Selon Joseph Bahout, enseignant à Science-Po, il existe trois scénarios possibles ; le premier d’entre eux est l’hypothèse du « réduit alaouite »[1]. Dans celle-ci, les alaouites garderaient le contrôle sur les villes de l’ouest et sur les montagnes, se refermant sur un éthos ethnico-religieux. Ainsi, les insurgés administreraient le reste du pays, ce qui conduit à terme à la partition évidente du pays. Ce scénario rappelle le contexte du Liban durant la guerre civile. Néanmoins, il faudrait l’aval des Nations-Unies, ce qui risque de poser un réel problème, notamment vis-à-vis des velléités d’indépendance kurdes. Une telle issue déboucherait inévitablement sur un démembrement de toute la région, déjà hautement instable.

                Le deuxième scénario est, selon Joseph Bahout, le plus plausible. Prévoyant la chute du pouvoir syrien sous la pression des insurgés et la prise de Damas. Dans ce cas, le climat de vengeance est à craindre, tout autant que des jugements extrajudiciaires et des exécutions sommaires des forces loyalistes par les rebelles.
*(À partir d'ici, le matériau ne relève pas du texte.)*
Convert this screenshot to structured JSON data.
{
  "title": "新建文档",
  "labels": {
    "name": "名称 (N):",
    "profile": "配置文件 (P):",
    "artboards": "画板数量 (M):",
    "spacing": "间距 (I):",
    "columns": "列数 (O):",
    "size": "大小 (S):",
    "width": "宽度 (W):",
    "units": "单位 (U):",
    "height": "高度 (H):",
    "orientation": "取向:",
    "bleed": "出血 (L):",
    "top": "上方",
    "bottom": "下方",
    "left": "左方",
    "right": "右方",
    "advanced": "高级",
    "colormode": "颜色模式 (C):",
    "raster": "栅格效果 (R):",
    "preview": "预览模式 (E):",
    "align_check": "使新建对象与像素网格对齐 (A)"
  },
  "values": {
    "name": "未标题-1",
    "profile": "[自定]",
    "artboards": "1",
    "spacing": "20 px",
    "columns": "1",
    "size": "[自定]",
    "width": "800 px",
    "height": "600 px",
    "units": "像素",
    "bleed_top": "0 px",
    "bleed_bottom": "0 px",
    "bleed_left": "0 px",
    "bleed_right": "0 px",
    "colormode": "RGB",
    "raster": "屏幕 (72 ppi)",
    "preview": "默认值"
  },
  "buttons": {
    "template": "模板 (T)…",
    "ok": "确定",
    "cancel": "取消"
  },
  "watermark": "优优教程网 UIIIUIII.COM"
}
Bahout voit cette hypothèse comme une « ambiance d’anarchie et de chaos […] où la Syrie deviendrait l’Afghanistan du Moyen-Orient, un Etat failli déstabilisant tous ses voisins »[2].

                Un troisième scénario semble possible pour Joseph Bahout et c’est le seul qui serait positif, passant par la mise en place d’un « modèle de transition alléchant pour les Syriens, en particulier les alaouites, afin qu’ils se détachent du régime. Et cela passe par un vrai soutien à l’opposition, qui a désormais la tâche d’administrer les zones libérées, comme la province de Rakka »[3]. Néanmoins, l’après Al-Assad ne semble pas être d’actualité, car il se cramponne au pouvoir.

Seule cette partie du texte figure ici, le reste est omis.